Im Fokus stehen dabei vor allem Herz-Kreislauf-Erkrankungen, Stoffwechselstörungen wie Typ-2-Diabetes und bestimmte Krebserkrankungen. Auch im Bereich der Knochengesundheit, beispielsweise bei Osteoporose, sowie bei psychischen Erkrankungen wie Depressionen werden Zusammenhänge mit dem Ausmass an körperlicher Aktivität beschrieben.

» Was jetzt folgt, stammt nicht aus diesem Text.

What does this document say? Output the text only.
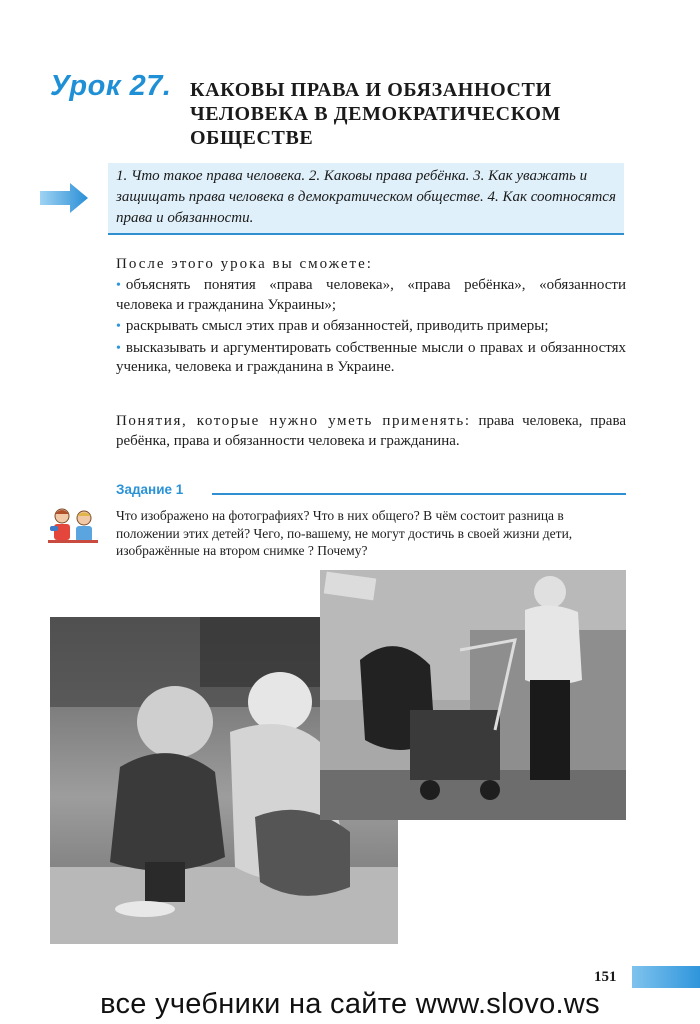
Урок 27. КАКОВЫ ПРАВА И ОБЯЗАННОСТИ ЧЕЛОВЕКА В ДЕМОКРАТИЧЕСКОМ ОБЩЕСТВЕ
1. Что такое права человека. 2. Каковы права ребёнка. 3. Как уважать и защищать права человека в демократическом обществе. 4. Как соотносятся права и обязанности.
После этого урока вы сможете:
• объяснять понятия «права человека», «права ребёнка», «обязанности человека и гражданина Украины»;
• раскрывать смысл этих прав и обязанностей, приводить примеры;
• высказывать и аргументировать собственные мысли о правах и обязанностях ученика, человека и гражданина в Украине.
Понятия, которые нужно уметь применять: права человека, права ребёнка, права и обязанности человека и гражданина.
Задание 1
Что изображено на фотографиях? Что в них общего? В чём состоит разница в положении этих детей? Чего, по-вашему, не могут достичь в своей жизни дети, изображённые на втором снимке ? Почему?
151
все учебники на сайте www.slovo.ws
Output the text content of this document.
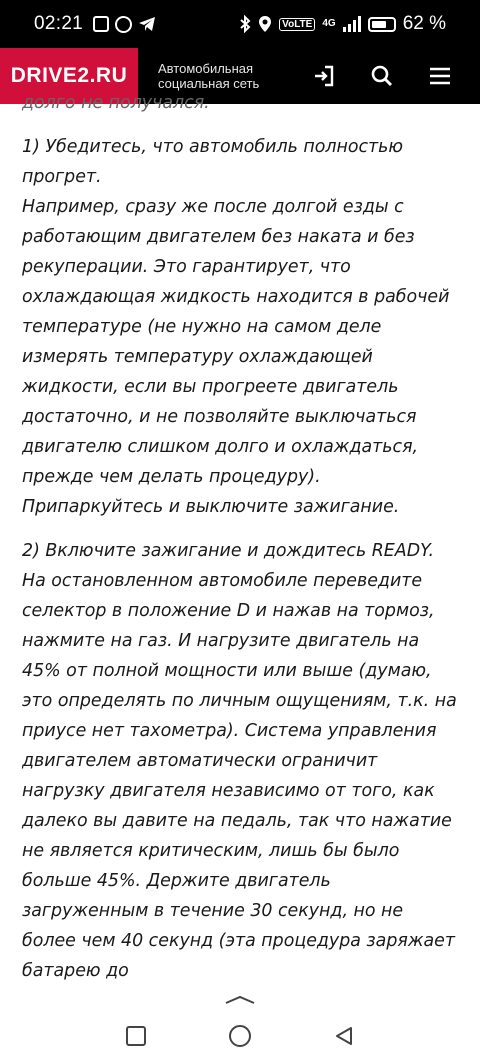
02:21	VoLTE	4G	62 %
DRIVE2.RU	Автомобильная социальная сеть

долго не получался.

1) Убедитесь, что автомобиль полностью прогрет.
Например, сразу же после долгой езды с работающим двигателем без наката и без рекуперации. Это гарантирует, что охлаждающая жидкость находится в рабочей температуре (не нужно на самом деле измерять температуру охлаждающей жидкости, если вы прогреете двигатель достаточно, и не позволяйте выключаться двигателю слишком долго и охлаждаться, прежде чем делать процедуру).
Припаркуйтесь и выключите зажигание.

2) Включите зажигание и дождитесь READY. На остановленном автомобиле переведите селектор в положение D и нажав на тормоз, нажмите на газ. И нагрузите двигатель на 45% от полной мощности или выше (думаю, это определять по личным ощущениям, т.к. на приусе нет тахометра). Система управления двигателем автоматически ограничит нагрузку двигателя независимо от того, как далеко вы давите на педаль, так что нажатие не является критическим, лишь бы было больше 45%. Держите двигатель загруженным в течение 30 секунд, но не более чем 40 секунд (эта процедура заряжает батарею до
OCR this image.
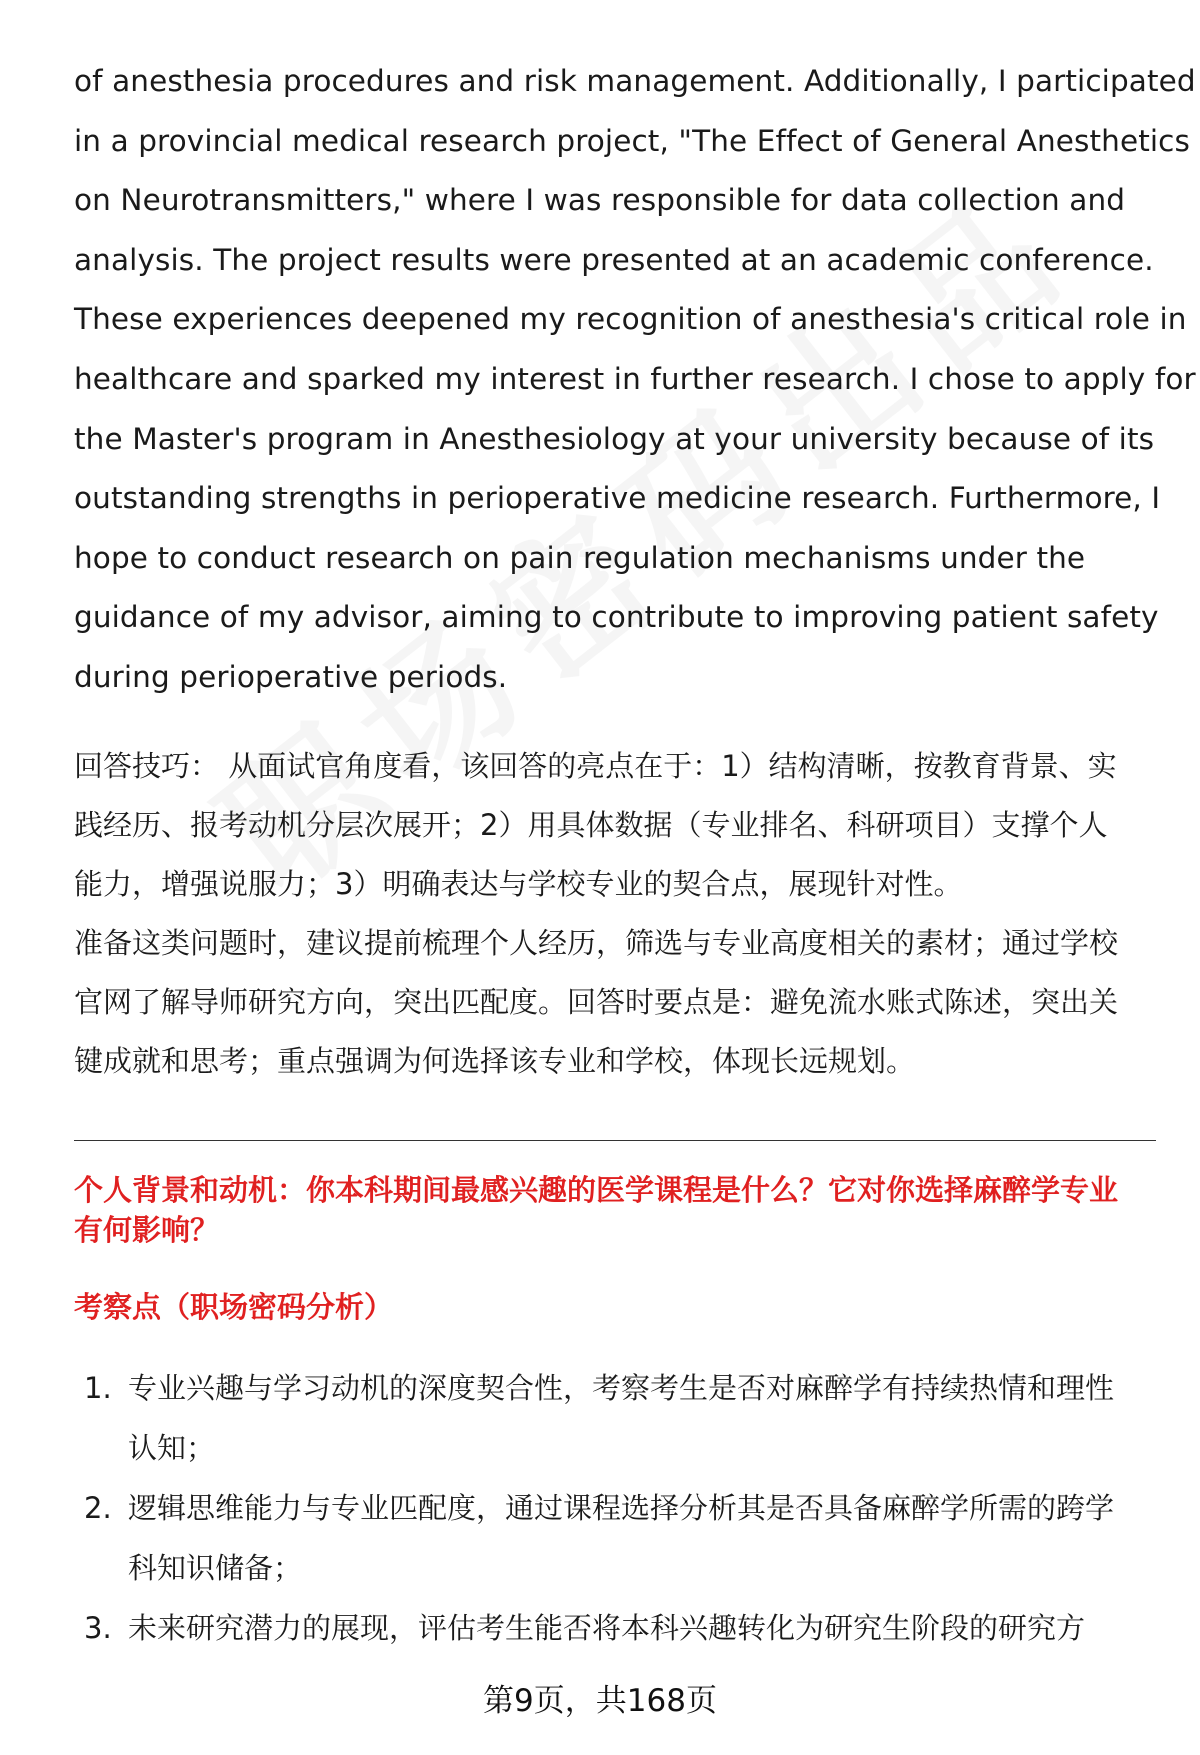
of anesthesia procedures and risk management. Additionally, I participated
in a provincial medical research project, "The Effect of General Anesthetics
on Neurotransmitters," where I was responsible for data collection and
analysis. The project results were presented at an academic conference.
These experiences deepened my recognition of anesthesia's critical role in
healthcare and sparked my interest in further research. I chose to apply for
the Master's program in Anesthesiology at your university because of its
outstanding strengths in perioperative medicine research. Furthermore, I
hope to conduct research on pain regulation mechanisms under the
guidance of my advisor, aiming to contribute to improving patient safety
during perioperative periods.
回答技巧： 从面试官角度看，该回答的亮点在于：1）结构清晰，按教育背景、实
践经历、报考动机分层次展开；2）用具体数据（专业排名、科研项目）支撑个人
能力，增强说服力；3）明确表达与学校专业的契合点，展现针对性。
准备这类问题时，建议提前梳理个人经历，筛选与专业高度相关的素材；通过学校
官网了解导师研究方向，突出匹配度。回答时要点是：避免流水账式陈述，突出关
键成就和思考；重点强调为何选择该专业和学校，体现长远规划。
个人背景和动机：你本科期间最感兴趣的医学课程是什么？它对你选择麻醉学专业
有何影响？
考察点（职场密码分析）
1. 专业兴趣与学习动机的深度契合性，考察考生是否对麻醉学有持续热情和理性
认知；
2. 逻辑思维能力与专业匹配度，通过课程选择分析其是否具备麻醉学所需的跨学
科知识储备；
3. 未来研究潜力的展现，评估考生能否将本科兴趣转化为研究生阶段的研究方
第9页，共168页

So bleiben Sie aktiv: Praktische Tipps für mehr Bewegung

  • Wenn Sie mehr Bewegung in Ihren Alltag integrieren möchten, ist Regelmässigkeit entscheidend. Es ist sinnvoller, feste Zeitfenster für Bewegung pro Woche einzuplanen, anstatt selten sehr intensive Einheiten zu absolvieren. Bereits mehrere kurze Einheiten pro Woche – etwa dreimal – können dabei helfen, eine stabile Routine aufzubauen und den Körper kontinuierlich an Aktivität zu gewöhnen.
  • Ein häufiger Stolperstein ist ein zu ambitionierter Einstieg. Wenn Sie direkt mit sehr hohen Belastungen beginnen, steigt das Risiko der Überforderung, wodurch Ihre Motivation nachlassen könnte. Empfehlenswert ist es deshalb, mit leichten Einheiten zu starten und Dauer oder Intensität schrittweise zu erhöhen, sodass sich Ihr Körper langsam anpassen kann.
  • Ein vielseitiges Training aktiviert unterschiedliche Muskelgruppen und Bewegungsmuster. Wenn Sie regelmässig variieren, bleibt die Belastung ausgewogen und der Körper wird gleichmässig gefordert, statt immer nur dieselben Strukturen zu beanspruchen.
  • Planen Sie feste Pausen zwischen den Bewegungseinheiten ein. Der Körper benötigt Erholungsphasen, um sich nach Belastung anzupassen und wieder leistungsfähig zu werden. Ohne ausreichende Regeneration kann es schneller zu Erschöpfung kommen.
  • Ein klassischer Fehler ist es, das Aufwärmen zu vernachlässigen. Vor jeder Aktivität sollten Sie Ihren Körper deshalb langsam vorbereiten, beispielsweise durch lockere Bewegungen oder leichte Mobilisation. So wird der Körper schrittweise auf die bevorstehende Belastung vorbereitet.
  • Ebenso wichtig ist es, nach der Aktivität langsam auszulaufen. Wenn Sie das Training nicht abrupt beenden, sondern langsam herunterfahren, kann sich der Kreislauf besser stabilisieren und die Muskulatur entspannt sich allmählich.
  • Unsichere oder ungenaue Bewegungen verringern die Effektivität der Übung und können zu unnötigen Belastungen führen. Es ist daher sinnvoll, neue Übungen zunächst langsam und kontrolliert zu erlernen.
  • Vermeiden Sie es, bei gesundheitlichen Einschränkungen oder Unwohlsein aktiv zu trainieren. In solchen Phasen ist der Körper mit Regenerationsprozessen beschäftigt und sollte nicht zusätzlich belastet werden.
  • Im Alltag lässt sich Bewegung gut integrieren, indem Sie kurze Aktivitätsphasen bewusst einbauen. Kleine Wege zu Fuss, mehr Treppensteigen oder bewusstes Aufstehen zwischendurch können den täglichen Bewegungsumfang bereits deutlich erhöhen.
  • Achten Sie darauf, verschiedene Bewegungsarten zu kombinieren. Ausdauer, Kraft und Mobilisation ergänzen sich gegenseitig und sorgen dafür, dass der Körper vielseitig gefordert wird.
  • Integrieren Sie Bewegung in Haushalt und Freizeitaktivitäten. Hausarbeit wie Staubsaugen, Aufräumen oder Fensterputzen sorgt für natürliche körperliche Aktivität im Alltag. Auch Gartenarbeit wie Pflanzen, Rasenpflege oder Unkrautjäten trägt dazu bei, den Körper regelmässig in Bewegung zu halten. Selbst spielerische Aktivitäten mit Kindern oder aktive Treffen mit Freunden (z. B. Spazierengehen oder Wandern) verbinden Bewegung mit sozialen Momenten.
  • Unterbrechen Sie längere Sitzphasen bewusst im Alltag und im Büro. Stehen Sie regelmässig auf, verändern Sie Ihre Sitzposition und bauen Sie kleine Bewegungsimpulse ein. Nacken- und Schulterübungen oder kurzes Strecken lassen sich direkt am Arbeitsplatz durchführen. Auch ein kurzer Spaziergang nach dem Essen hilft dabei, längeres Sitzen zu vermeiden.
  • Telefonieren im Gehen statt im Sitzen oder kleine Bewegungen vor dem Fernseher – etwa leichte Übungen mit Alltagsgegenständen oder einem Widerstandsband – sorgen dafür, dass auch passive Zeiten aktiv genutzt werden können. 

Gesunde Bewegung beginnt oft mit kleinen Schritten und lässt sich meist leichter in den Alltag integrieren, als man denkt. Wer regelmässig aktiv ist und auf ein ausgewogenes Verhältnis von Bewegung und Erholung achtet, kann sein Wohlbefinden und seine Lebensqualität nachhaltig steigern.